RFA requests to participate in RFS case

Ethanol industry group seeks intervenor status in case challenging EPA’s renewable volume obligations.

In July the Center for Biological Diversity filed a lawsuit in the D.C. Circuit Court of Appeals challenging the Environmental Protection Agency’s fuel volume requirements for corn ethanol and other biofuels for 2020, 2021 and 2022. In recent action, the Renewable Fuels Association filed a motion to intervene in the case.

Earlier this year the EPA set the 2022 required minimum volume for transportation sector use at roughly 15 billion gallons of corn ethanol and 5.63 billion gallons of advanced biofuels.

The environmental organization’s suit seeks a court review of EPA’s renewable volume obligations under the Renewable Fuel Standard for compliance years 2020 through 2022, and RFA is seeking to intervene on behalf of EPA, “to protect its substantial interest in the integrity of the Renewable Fuel Standard program and the investments RFA’s members have made in renewable fuels to support the program,” the motion states.

“After years of mismanagement and setbacks by previous administrations, the Biden administration’s EPA has been moving in the right direction on the Renewable Fuel Standard,” says RFA President and CEO Geoff Cooper. “But now, an extreme environmental activist group is trying to derail that progress and success.

“We are seeking to intervene in this case to ensure EPA can continue its work to put the RFS back on track and restore integrity to the program.
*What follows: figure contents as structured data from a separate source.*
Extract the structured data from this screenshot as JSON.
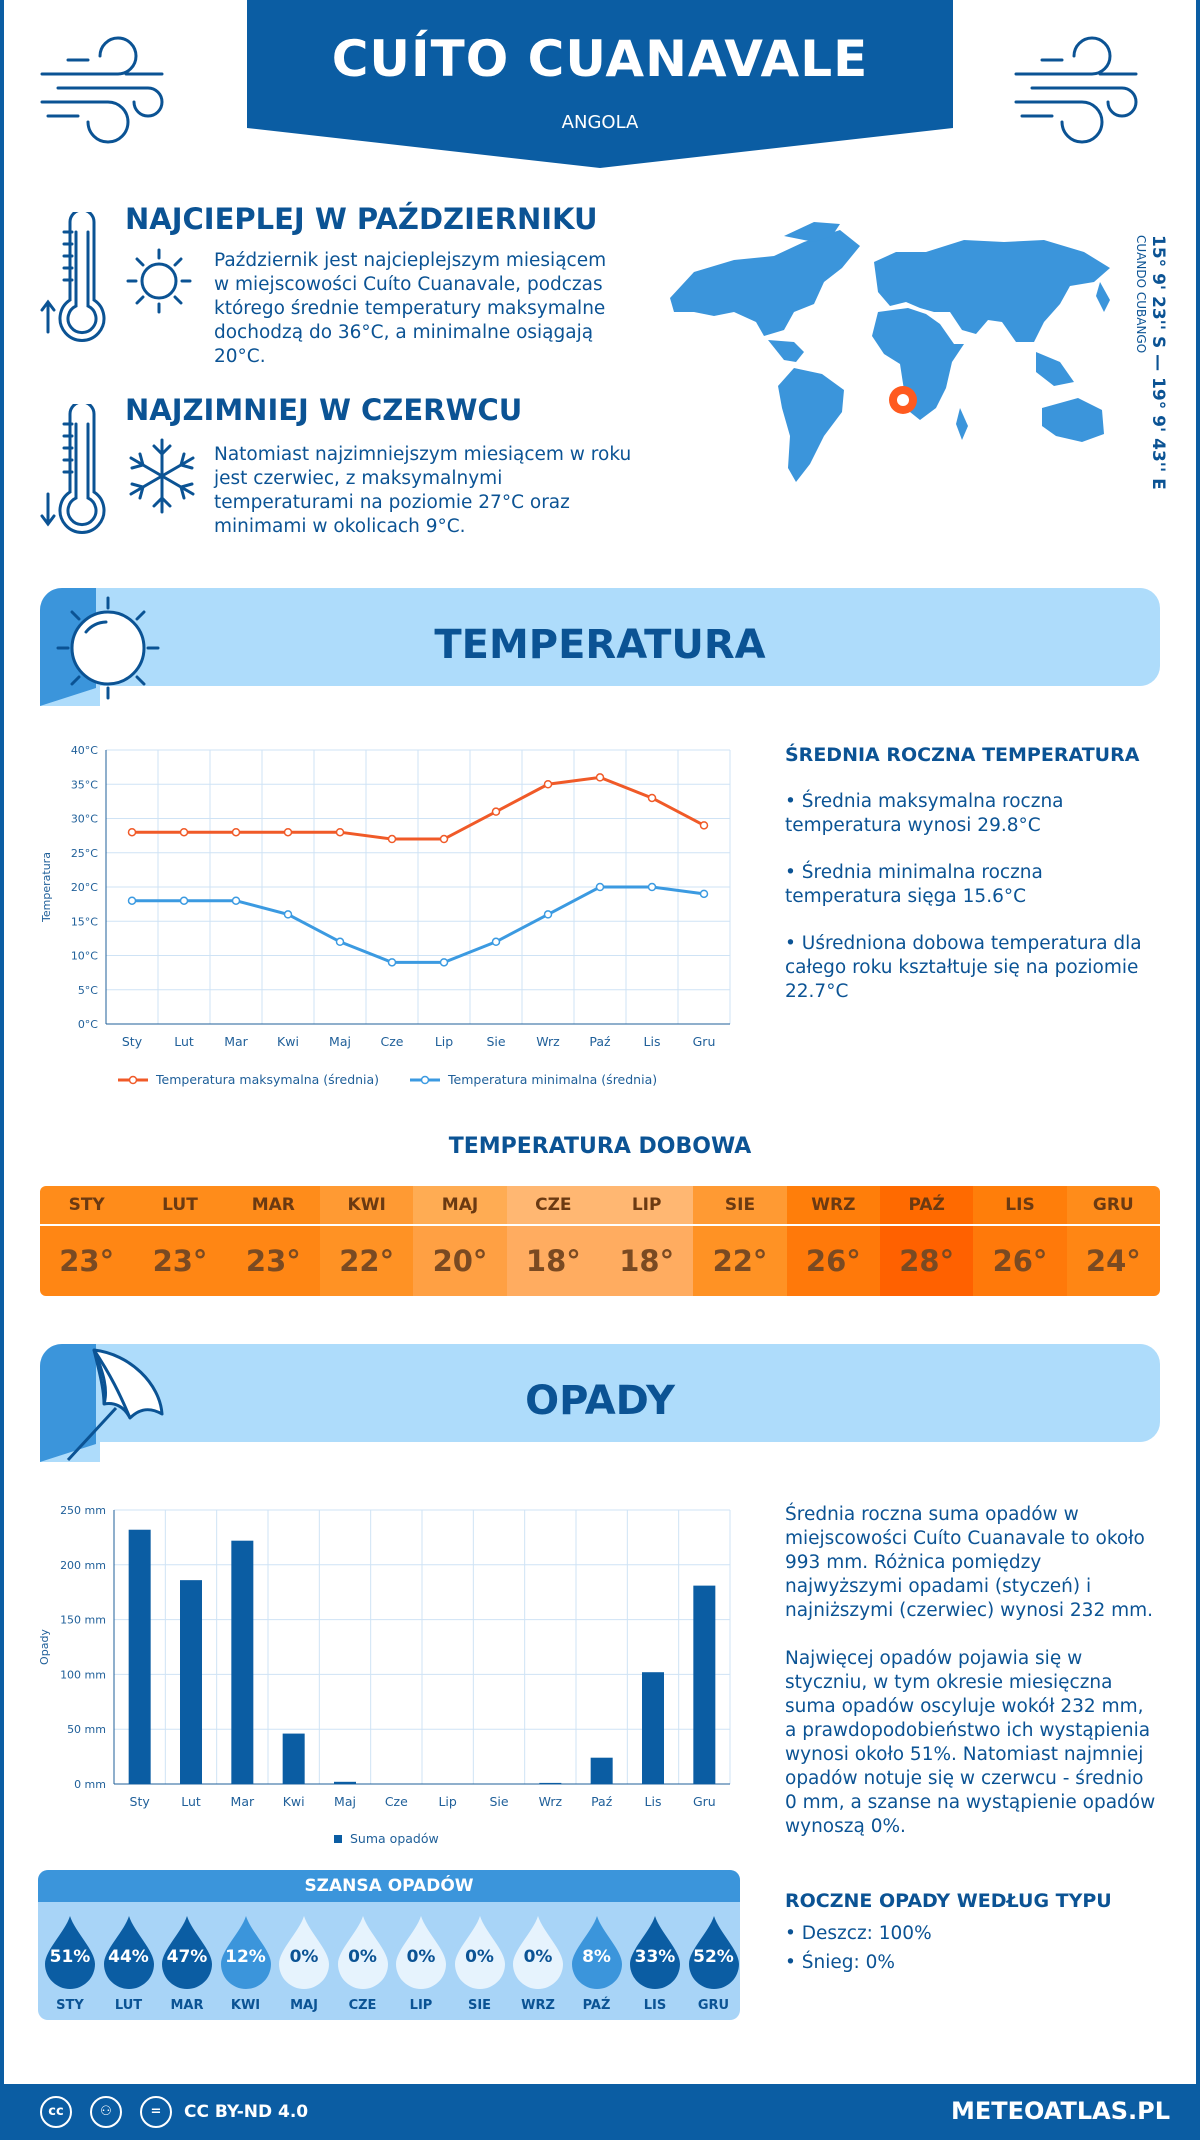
{
  "header": {
    "city": "CUÍTO CUANAVALE",
    "country": "ANGOLA"
  },
  "warmest": {
    "title": "NAJCIEPLEJ W PAŹDZIERNIKU",
    "text": "Październik jest najcieplejszym miesiącem w miejscowości Cuíto Cuanavale, podczas którego średnie temperatury maksymalne dochodzą do 36°C, a minimalne osiągają 20°C."
  },
  "coldest": {
    "title": "NAJZIMNIEJ W CZERWCU",
    "text": "Natomiast najzimniejszym miesiącem w roku jest czerwiec, z maksymalnymi temperaturami na poziomie 27°C oraz minimami w okolicach 9°C."
  },
  "coords": {
    "value": "15° 9' 23'' S — 19° 9' 43'' E",
    "region": "CUANDO CUBANGO"
  },
  "temp_section": {
    "title": "TEMPERATURA",
    "side_title": "ŚREDNIA ROCZNA TEMPERATURA",
    "bullet1": "• Średnia maksymalna roczna temperatura wynosi 29.8°C",
    "bullet2": "• Średnia minimalna roczna temperatura sięga 15.6°C",
    "bullet3": "• Uśredniona dobowa temperatura dla całego roku kształtuje się na poziomie 22.7°C"
  },
  "daily": {
    "title": "TEMPERATURA DOBOWA",
    "months": [
      "STY",
      "LUT",
      "MAR",
      "KWI",
      "MAJ",
      "CZE",
      "LIP",
      "SIE",
      "WRZ",
      "PAŹ",
      "LIS",
      "GRU"
    ],
    "values": [
      "23°",
      "23°",
      "23°",
      "22°",
      "20°",
      "18°",
      "18°",
      "22°",
      "26°",
      "28°",
      "26°",
      "24°"
    ],
    "colors_top": [
      "#ff8c1a",
      "#ff8c1a",
      "#ff8c1a",
      "#ff9a33",
      "#ffac53",
      "#ffb772",
      "#ffb772",
      "#ff9a33",
      "#ff7e0a",
      "#ff6a00",
      "#ff7e0a",
      "#ff8c1a"
    ],
    "colors_bottom": [
      "#ff8614",
      "#ff8614",
      "#ff8614",
      "#ff9224",
      "#ffa043",
      "#ffac60",
      "#ffac60",
      "#ff9224",
      "#ff790a",
      "#ff6100",
      "#ff790a",
      "#ff8614"
    ]
  },
  "precip_section": {
    "title": "OPADY",
    "p1": "Średnia roczna suma opadów w miejscowości Cuíto Cuanavale to około 993 mm. Różnica pomiędzy najwyższymi opadami (styczeń) i najniższymi (czerwiec) wynosi 232 mm.",
    "p2": "Najwięcej opadów pojawia się w styczniu, w tym okresie miesięczna suma opadów oscyluje wokół 232 mm, a prawdopodobieństwo ich wystąpienia wynosi około 51%. Natomiast najmniej opadów notuje się w czerwcu - średnio 0 mm, a szanse na wystąpienie opadów wynoszą 0%.",
    "type_title": "ROCZNE OPADY WEDŁUG TYPU",
    "rain": "• Deszcz: 100%",
    "snow": "• Śnieg: 0%"
  },
  "chance": {
    "title": "SZANSA OPADÓW",
    "months": [
      "STY",
      "LUT",
      "MAR",
      "KWI",
      "MAJ",
      "CZE",
      "LIP",
      "SIE",
      "WRZ",
      "PAŹ",
      "LIS",
      "GRU"
    ],
    "values": [
      "51%",
      "44%",
      "47%",
      "12%",
      "0%",
      "0%",
      "0%",
      "0%",
      "0%",
      "8%",
      "33%",
      "52%"
    ],
    "colors": [
      "#0b5da3",
      "#0b5da3",
      "#0b5da3",
      "#3b95db",
      "#e6f3fd",
      "#e6f3fd",
      "#e6f3fd",
      "#e6f3fd",
      "#e6f3fd",
      "#3b95db",
      "#0b5da3",
      "#0b5da3"
    ],
    "text_colors": [
      "#ffffff",
      "#ffffff",
      "#ffffff",
      "#ffffff",
      "#0b5394",
      "#0b5394",
      "#0b5394",
      "#0b5394",
      "#0b5394",
      "#ffffff",
      "#ffffff",
      "#ffffff"
    ]
  },
  "footer": {
    "license": "CC BY-ND 4.0",
    "site": "METEOATLAS.PL"
  },
  "chart_data": [
    {
      "type": "line",
      "categories": [
        "Sty",
        "Lut",
        "Mar",
        "Kwi",
        "Maj",
        "Cze",
        "Lip",
        "Sie",
        "Wrz",
        "Paź",
        "Lis",
        "Gru"
      ],
      "series": [
        {
          "name": "Temperatura maksymalna (średnia)",
          "values": [
            28,
            28,
            28,
            28,
            28,
            27,
            27,
            31,
            35,
            36,
            33,
            29
          ],
          "color": "#f05a28"
        },
        {
          "name": "Temperatura minimalna (średnia)",
          "values": [
            18,
            18,
            18,
            16,
            12,
            9,
            9,
            12,
            16,
            20,
            20,
            19
          ],
          "color": "#3b9ae1"
        }
      ],
      "ylabel": "Temperatura",
      "yticks": [
        "0°C",
        "5°C",
        "10°C",
        "15°C",
        "20°C",
        "25°C",
        "30°C",
        "35°C",
        "40°C"
      ],
      "ylim": [
        0,
        40
      ],
      "grid": true,
      "legend": "bottom"
    },
    {
      "type": "bar",
      "categories": [
        "Sty",
        "Lut",
        "Mar",
        "Kwi",
        "Maj",
        "Cze",
        "Lip",
        "Sie",
        "Wrz",
        "Paź",
        "Lis",
        "Gru"
      ],
      "series": [
        {
          "name": "Suma opadów",
          "values": [
            232,
            186,
            222,
            46,
            2,
            0,
            0,
            0,
            1,
            24,
            102,
            181
          ],
          "color": "#0b5da3"
        }
      ],
      "ylabel": "Opady",
      "yticks": [
        "0 mm",
        "50 mm",
        "100 mm",
        "150 mm",
        "200 mm",
        "250 mm"
      ],
      "ylim": [
        0,
        250
      ],
      "grid": true,
      "legend": "bottom"
    }
  ]
}
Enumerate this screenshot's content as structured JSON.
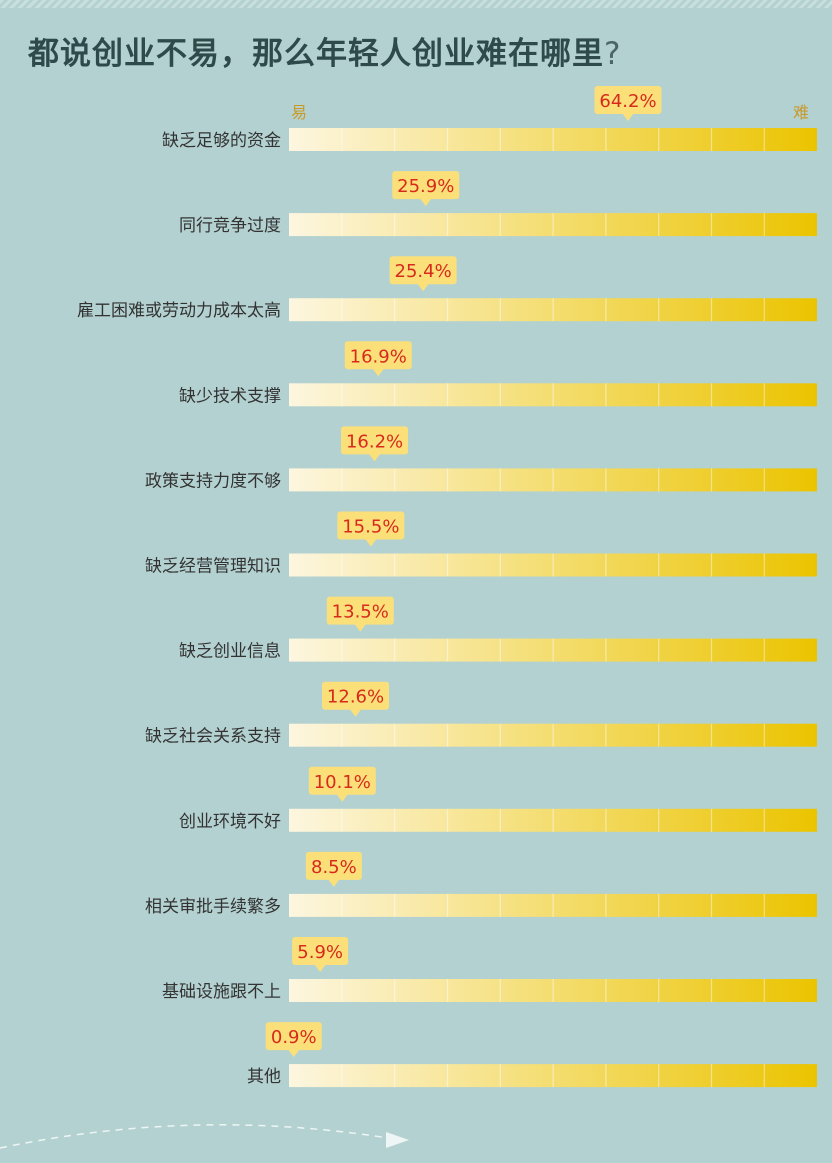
{
  "title": "都说创业不易，那么年轻人创业难在哪里",
  "title_mark": "?",
  "scale": {
    "easy": "易",
    "hard": "难"
  },
  "colors": {
    "background": "#b3d1d0",
    "bar_light": "#fdf6e0",
    "bar_dark": "#ebc400",
    "label_bubble": "#fbe07a",
    "label_text": "#d82a1c",
    "category_text": "#333333"
  },
  "chart_data": {
    "type": "bar",
    "orientation": "horizontal",
    "title": "都说创业不易，那么年轻人创业难在哪里?",
    "unit": "%",
    "xlim": [
      0,
      100
    ],
    "categories": [
      "缺乏足够的资金",
      "同行竞争过度",
      "雇工困难或劳动力成本太高",
      "缺少技术支撑",
      "政策支持力度不够",
      "缺乏经营管理知识",
      "缺乏创业信息",
      "缺乏社会关系支持",
      "创业环境不好",
      "相关审批手续繁多",
      "基础设施跟不上",
      "其他"
    ],
    "values": [
      64.2,
      25.9,
      25.4,
      16.9,
      16.2,
      15.5,
      13.5,
      12.6,
      10.1,
      8.5,
      5.9,
      0.9
    ],
    "value_labels": [
      "64.2%",
      "25.9%",
      "25.4%",
      "16.9%",
      "16.2%",
      "15.5%",
      "13.5%",
      "12.6%",
      "10.1%",
      "8.5%",
      "5.9%",
      "0.9%"
    ],
    "axis_ends": [
      "易",
      "难"
    ],
    "grid": false,
    "legend": "none"
  }
}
We will do all we can to make sure the law and Congress’s intent are upheld,” Cooper continues.

The lawsuit challenges what the environmental group says is “EPA’s failure to fully assess the impacts to endangered species from land conversion and additional pesticide and fertilizer use to meet these higher-volume targets. Despite two prior rulings from the D.C. Circuit holding that the EPA failed to properly assess endangered species, the agency again failed to act, claiming that it had begun the process of assessing endangered species but offering no timeline or commitment to ever finish the consultation process.”

“The ever-increasing amounts of corn grown to burn as fuel only exacerbate dead zones in the ocean, worsen water pollution, and drive endangered species closer to extinction,” said Brett Hartl, government affairs director at the Center for Biological Diversity. “The renewable fuel program is a colossal boondoggle that gobbles up millions of acres of land. It’s a false solution to the climate crisis, delaying the urgent need to transition to electric vehicles.”